Neighborhood-level safety data specific to this area is not available in WDSuite’s current release for direct comparison. Investors typically benchmark property-level incident trends against city and county sources and evaluate on-site measures (lighting, access control, and management presence) to support tenant retention and lender diligence.
Employer proximity data with verified distances is not available for this address in WDSuite’s current release. Investors commonly evaluate commute patterns to nearby medical, education, manufacturing, and service employers to gauge workforce housing demand and renewal stability.
The 37-unit, 1989-vintage asset offers relative competitive positioning versus the neighborhood’s predominantly older housing stock, with average unit sizes around 819 square feet that suit workforce households. Based on CRE market data from WDSuite, the surrounding neighborhood shows a high renter-occupied share—supporting demand depth—alongside amenity convenience that can aid retention. Neighborhood occupancy has lagged, so execution on leasing, turns, and service differentiation will be central to sustaining performance.

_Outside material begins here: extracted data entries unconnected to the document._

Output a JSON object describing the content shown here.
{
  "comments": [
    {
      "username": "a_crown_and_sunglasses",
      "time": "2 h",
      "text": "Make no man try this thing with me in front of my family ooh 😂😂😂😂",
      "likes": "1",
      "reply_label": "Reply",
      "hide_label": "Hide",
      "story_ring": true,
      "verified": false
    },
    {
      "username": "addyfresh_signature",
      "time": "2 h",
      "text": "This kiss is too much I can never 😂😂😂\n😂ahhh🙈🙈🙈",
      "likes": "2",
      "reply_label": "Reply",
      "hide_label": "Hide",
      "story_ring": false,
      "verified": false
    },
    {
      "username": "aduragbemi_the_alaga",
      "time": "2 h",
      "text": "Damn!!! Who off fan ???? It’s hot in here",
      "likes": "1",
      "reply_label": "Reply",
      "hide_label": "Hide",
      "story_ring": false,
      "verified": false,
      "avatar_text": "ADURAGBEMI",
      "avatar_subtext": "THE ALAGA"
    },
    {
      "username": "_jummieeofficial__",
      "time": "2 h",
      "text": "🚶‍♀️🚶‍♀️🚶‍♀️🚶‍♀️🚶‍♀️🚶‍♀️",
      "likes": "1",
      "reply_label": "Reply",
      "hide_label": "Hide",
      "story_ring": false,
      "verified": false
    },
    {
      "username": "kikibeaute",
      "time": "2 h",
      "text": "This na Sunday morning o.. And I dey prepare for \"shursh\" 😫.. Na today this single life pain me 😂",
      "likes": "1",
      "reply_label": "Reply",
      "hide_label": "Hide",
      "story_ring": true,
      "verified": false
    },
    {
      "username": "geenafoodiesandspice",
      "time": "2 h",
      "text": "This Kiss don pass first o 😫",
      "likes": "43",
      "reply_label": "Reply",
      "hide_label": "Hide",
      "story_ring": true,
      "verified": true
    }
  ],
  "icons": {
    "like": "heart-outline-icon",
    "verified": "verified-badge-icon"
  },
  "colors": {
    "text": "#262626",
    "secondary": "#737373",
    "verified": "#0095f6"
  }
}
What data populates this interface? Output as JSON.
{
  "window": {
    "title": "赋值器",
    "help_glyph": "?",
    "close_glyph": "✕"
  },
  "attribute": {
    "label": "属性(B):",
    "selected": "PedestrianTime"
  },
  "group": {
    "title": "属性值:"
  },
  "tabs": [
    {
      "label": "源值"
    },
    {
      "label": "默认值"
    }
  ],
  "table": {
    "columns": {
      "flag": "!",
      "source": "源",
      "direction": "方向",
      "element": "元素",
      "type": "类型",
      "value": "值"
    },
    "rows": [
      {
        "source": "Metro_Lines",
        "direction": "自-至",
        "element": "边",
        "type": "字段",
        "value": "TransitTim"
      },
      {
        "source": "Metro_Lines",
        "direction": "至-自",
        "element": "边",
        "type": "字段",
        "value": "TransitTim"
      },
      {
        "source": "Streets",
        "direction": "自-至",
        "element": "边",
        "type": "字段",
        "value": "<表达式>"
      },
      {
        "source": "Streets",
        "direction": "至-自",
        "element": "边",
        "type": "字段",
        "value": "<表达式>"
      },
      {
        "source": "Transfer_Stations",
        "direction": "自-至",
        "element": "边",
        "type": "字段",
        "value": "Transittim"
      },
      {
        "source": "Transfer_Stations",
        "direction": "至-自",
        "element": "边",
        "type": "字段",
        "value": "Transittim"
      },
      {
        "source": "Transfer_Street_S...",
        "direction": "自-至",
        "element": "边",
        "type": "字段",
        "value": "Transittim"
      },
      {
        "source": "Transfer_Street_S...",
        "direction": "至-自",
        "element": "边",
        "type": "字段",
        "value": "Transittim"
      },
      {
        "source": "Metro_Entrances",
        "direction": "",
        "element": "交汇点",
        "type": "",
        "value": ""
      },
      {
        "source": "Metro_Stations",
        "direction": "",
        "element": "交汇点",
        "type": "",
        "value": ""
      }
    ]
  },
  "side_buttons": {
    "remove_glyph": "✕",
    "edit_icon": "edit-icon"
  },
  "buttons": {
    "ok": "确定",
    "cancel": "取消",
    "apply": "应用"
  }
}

Three-mile demographics indicate a stable population with an expected increase in households and smaller household sizes over the next five years, a setup that can expand the tenant base. Value-oriented neighborhood rents create room for programmatic upgrades and selective rent advancement, while investors should calibrate pricing to local rent-to-income conditions and the area’s limited grocery and park access.
- 1989 vintage is newer than much of the local stock, supporting competitive positioning with targeted CapEx for systems and finishes.
- High renter-occupied share at the neighborhood level signals demand depth and potential leasing stability.
- Amenity convenience (dining, childcare, pharmacy) supports day-to-day livability and renewal prospects.
- 3-mile outlook shows more households and smaller sizes, expanding the renter pool and supporting occupancy over time.
- Risk: Neighborhood occupancy trails broader benchmarks; proactive leasing and affordability-aware pricing are key to outperform.